Loan decisions are made in less than a week. You will receive an SMS on your registered mobile number as soon as we make a decision.

HomeFirst does not charge any prepayment fees. This applies to both partial and full repayments. In fact, we have a special Auto-Prepay feature to facilitate this process for you.

HomeFirst offers loan tenures between 1 year to 25 years. If you opt for a longer tenure, you can get the advantage of a lower EMI each month.

HomeFirst can provide finance up to 90% of the property value.
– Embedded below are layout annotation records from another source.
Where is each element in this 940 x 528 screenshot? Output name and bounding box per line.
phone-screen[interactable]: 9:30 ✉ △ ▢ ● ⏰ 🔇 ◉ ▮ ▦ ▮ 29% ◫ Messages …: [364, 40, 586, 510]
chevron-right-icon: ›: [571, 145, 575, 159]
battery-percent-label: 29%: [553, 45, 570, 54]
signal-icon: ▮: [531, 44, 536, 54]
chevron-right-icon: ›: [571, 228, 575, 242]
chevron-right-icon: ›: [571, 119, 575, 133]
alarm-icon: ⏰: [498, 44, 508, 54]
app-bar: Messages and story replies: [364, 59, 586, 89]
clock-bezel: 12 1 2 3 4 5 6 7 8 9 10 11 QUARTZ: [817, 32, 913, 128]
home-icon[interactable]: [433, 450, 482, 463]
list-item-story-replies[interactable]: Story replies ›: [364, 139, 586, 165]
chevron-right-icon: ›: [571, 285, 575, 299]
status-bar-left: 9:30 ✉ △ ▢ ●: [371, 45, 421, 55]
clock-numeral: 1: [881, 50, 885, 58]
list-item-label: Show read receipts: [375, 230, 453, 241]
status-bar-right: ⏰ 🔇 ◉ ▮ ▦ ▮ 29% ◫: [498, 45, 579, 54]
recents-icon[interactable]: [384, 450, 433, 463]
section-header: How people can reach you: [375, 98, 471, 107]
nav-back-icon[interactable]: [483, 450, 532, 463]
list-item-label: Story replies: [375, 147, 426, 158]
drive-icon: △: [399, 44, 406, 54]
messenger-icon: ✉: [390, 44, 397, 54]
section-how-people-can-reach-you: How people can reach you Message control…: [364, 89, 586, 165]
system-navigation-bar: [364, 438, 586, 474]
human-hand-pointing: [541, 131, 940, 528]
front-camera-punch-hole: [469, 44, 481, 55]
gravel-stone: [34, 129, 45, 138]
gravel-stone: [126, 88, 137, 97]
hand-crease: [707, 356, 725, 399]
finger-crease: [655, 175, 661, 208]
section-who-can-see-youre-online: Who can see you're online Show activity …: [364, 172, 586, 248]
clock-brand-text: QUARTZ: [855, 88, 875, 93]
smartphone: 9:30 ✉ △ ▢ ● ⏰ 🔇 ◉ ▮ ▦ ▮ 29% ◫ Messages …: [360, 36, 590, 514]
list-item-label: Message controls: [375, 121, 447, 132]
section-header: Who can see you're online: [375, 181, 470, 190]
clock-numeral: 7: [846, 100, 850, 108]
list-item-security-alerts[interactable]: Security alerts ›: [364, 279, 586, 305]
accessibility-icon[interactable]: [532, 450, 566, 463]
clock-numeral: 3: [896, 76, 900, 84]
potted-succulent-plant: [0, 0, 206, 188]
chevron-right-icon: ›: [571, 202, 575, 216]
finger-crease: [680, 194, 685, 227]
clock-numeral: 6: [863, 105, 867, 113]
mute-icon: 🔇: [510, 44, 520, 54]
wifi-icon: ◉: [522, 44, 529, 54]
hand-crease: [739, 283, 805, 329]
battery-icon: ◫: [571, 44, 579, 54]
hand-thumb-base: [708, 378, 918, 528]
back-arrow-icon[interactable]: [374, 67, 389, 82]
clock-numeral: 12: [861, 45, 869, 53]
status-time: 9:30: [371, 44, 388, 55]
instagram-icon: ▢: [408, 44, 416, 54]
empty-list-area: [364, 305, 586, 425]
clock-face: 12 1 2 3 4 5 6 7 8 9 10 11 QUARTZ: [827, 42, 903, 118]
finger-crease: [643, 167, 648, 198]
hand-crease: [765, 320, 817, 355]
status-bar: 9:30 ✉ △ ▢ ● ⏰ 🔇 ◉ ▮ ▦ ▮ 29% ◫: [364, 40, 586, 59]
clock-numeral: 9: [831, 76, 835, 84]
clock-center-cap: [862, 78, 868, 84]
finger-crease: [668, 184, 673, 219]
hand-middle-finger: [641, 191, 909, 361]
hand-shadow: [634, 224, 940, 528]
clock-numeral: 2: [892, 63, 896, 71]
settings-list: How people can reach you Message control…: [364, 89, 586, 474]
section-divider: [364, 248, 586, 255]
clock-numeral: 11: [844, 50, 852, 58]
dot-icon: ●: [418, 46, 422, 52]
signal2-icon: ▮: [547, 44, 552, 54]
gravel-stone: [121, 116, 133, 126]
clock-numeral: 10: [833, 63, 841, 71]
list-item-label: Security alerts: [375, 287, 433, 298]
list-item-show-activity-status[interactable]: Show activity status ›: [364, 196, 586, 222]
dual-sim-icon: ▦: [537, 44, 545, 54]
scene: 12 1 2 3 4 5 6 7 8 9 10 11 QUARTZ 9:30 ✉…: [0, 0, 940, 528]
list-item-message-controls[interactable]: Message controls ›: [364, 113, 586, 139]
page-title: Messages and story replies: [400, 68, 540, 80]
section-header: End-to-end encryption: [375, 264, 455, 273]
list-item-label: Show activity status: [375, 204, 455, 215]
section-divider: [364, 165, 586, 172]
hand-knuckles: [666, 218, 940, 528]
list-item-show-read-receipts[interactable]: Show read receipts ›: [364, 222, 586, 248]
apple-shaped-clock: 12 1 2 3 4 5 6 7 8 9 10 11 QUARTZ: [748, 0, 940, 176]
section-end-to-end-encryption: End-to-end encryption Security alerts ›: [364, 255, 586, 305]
The balance has to be arranged by you from other sources. Please note: 90% financing is only available for loans amounting to less than Rs. 30 lakhs.

All co-owners of the property have to be co-applicants to the loan. A person who is not a co-owner can also become a co-applicant to the loan.

During the construction phase, HomeFirst will disburse funds to the builder on your behalf. These will be based on payment requests made by the builder as per the construction schedule.

HomeFirst will charge interest only on the amount disbursed as loan during the construction phase. In this period, interest is charged only on the disbursed loan amount. For example, if you have a sanctioned loan of Rs 10 lakhs, but the property is under construction and we have disbursed only Rs 4 lakhs, you will be charged interest only on 4 lakhs. These interest payments are referred to as pre-EMI interest payments.

EMI payments will start only after completion of the project and registration of the property.

All cheques to HomeFirst should be written out in favor of ‘Home First Finance Company India Limited’.

In the event of an unfortunate incident, home loan insurance will help you or your family pay off the home loan. This ensures that the burden does not suddenly fall upon family members at a bad time.